We know not everyone will agree (the monsters!) but we think cheese is bloody brilliant. So many savoury dishes can be vastly improved just by adding a little bit of cheese. 

It’s grate! We mean great! So great it even gets its own National Day. Happy National Cheese Day, everybody!

To celebrate the occasion, have we rounded up some really gouda cheese facts, from the fun to the fascinating? You feta brie-lieve it!

1. Some types of cheese can actually help prevent tooth decay. Varieties such as mozzarella, cheddar, Swiss and American stimulate saliva production, which helps to neutralise acids and wash away food debris, both which can help cause tooth decay.

2. There is a bank in Italy that accepts cheese as collateral. Parmigiano-Reggiano cheese makers are offered loans in exchange for their parmesan cheese. The cheese is stored in special vaults and is estimated to be worth about $200 million.

3. The world’s most expensive cheese is Pule cheese and is made from donkey (and goat) milk in Zasavica Nature Reserve, Serbia. It can cost up to £880 per kilo.

4. There is a town in France, Albertville, which uses cheese to create energy for the locals. The cheese making process there makes gas which is then burnt by a small power station to produce the energy.

5. On average, Brits eat 11.5 kilos of cheese a year, mostly cheddar. The French, however, consume 26 kilos each annually

6. Ismil, which is a county in South Korea has a 32 acre cheese themed amusement park. Opened in 2004, it has cheese themed rides, buildings that look like blocks of cheese, and cheese making classes.

7. One of the smelliest cheeses, Epiosses, (which apparently was a favourite of Napoleon), smells so strongly that it is rumoured to have been banned from being eaten on public transport in France.

8. The actual smelliest cheese in the world though is Vieux-Bologne, an unpasteurized and unpressed cow’s milk cheese made near the town of Boulogne-sur-Mer in France.

9. The same bacteria responsible for smelly feet can also be used to produce certain types of cheese, like Muenster and Limburger.

10. A watch made from Swiss cheese, by an independent Swiss watchmaker named H. Moser & Cie, sold for 1,081,291 Swiss francs. 

11. Casu Marzu is a traditional Sardinian sheep milk cheese.
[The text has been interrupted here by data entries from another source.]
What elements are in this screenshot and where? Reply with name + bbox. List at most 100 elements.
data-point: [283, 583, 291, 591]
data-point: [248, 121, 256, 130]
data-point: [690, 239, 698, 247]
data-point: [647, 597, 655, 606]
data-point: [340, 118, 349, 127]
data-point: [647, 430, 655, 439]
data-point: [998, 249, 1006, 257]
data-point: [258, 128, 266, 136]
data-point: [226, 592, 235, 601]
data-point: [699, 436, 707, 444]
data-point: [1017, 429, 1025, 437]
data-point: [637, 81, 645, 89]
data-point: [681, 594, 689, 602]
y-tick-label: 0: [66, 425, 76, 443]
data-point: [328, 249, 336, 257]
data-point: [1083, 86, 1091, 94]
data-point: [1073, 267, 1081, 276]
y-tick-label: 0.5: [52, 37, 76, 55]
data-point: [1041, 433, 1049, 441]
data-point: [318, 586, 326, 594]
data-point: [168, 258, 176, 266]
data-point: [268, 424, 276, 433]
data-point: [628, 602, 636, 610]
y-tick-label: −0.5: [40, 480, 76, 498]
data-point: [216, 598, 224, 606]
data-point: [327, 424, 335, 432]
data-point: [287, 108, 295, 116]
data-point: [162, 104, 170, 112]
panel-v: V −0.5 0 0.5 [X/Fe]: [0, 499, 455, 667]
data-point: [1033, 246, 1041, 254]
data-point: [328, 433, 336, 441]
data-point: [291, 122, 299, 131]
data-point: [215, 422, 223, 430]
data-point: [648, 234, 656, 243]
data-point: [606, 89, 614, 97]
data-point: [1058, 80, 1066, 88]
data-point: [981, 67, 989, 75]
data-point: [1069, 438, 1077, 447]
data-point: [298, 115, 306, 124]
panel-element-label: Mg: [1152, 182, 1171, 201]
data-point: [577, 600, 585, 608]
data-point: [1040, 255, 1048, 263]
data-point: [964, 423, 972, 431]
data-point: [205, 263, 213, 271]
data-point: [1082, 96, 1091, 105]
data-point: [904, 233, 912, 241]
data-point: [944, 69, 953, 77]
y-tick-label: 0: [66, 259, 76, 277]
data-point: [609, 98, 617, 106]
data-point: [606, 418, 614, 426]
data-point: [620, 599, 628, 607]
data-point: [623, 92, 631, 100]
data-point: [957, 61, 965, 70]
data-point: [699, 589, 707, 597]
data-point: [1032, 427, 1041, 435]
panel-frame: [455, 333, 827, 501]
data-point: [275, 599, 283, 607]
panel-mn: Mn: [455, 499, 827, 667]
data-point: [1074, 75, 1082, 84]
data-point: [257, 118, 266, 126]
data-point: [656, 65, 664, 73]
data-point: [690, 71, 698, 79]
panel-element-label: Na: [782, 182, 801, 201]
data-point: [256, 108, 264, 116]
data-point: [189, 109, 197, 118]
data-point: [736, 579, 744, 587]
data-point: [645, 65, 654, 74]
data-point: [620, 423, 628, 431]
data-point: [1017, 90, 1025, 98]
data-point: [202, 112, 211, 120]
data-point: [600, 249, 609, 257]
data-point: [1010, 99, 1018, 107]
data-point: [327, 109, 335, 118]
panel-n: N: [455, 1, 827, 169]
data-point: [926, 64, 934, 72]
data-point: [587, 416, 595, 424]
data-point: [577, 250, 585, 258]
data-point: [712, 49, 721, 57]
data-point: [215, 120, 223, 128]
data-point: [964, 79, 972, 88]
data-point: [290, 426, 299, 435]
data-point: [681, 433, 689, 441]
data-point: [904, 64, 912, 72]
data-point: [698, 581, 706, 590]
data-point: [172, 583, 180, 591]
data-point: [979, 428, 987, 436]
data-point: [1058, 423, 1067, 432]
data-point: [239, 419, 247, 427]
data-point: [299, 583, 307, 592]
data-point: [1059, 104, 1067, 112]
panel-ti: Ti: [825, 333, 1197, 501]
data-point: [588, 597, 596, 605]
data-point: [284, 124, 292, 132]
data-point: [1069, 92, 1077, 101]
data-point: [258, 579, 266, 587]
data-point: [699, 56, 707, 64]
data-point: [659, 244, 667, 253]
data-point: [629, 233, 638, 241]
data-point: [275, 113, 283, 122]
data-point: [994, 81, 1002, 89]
Also called ‘Maggot cheese’ as it contains live insect larvae. The activity of the maggots, as they break down the cheese, gives it its unique texture and flavour.

12. The largest cheese ever made was a wheel of cheddar in Wisconsin, America. It weighed 15,680 kilo and took a team of 25 cheese makers 43 hours to make it.

13. Swiss cheese gets its holes by bacteria. Carbon dioxide, given off by the bacteria, creates air bubbles which result in the holes, known in the cheese industry as ‘eyes’.

14. The world produces more cheese than tea, coffee, tobacco, and cocoa beans combined.

15. Milbenkäse cheese, made in Würchwitz, Germany, is made using dust mites. The mites are locked in a wooden box with a type of cheese called quark. Enzymes from the excrement of the mites ripen the cheese, and give it a distinct flavour. When ready to eat, the mites are consumed along with the cheese.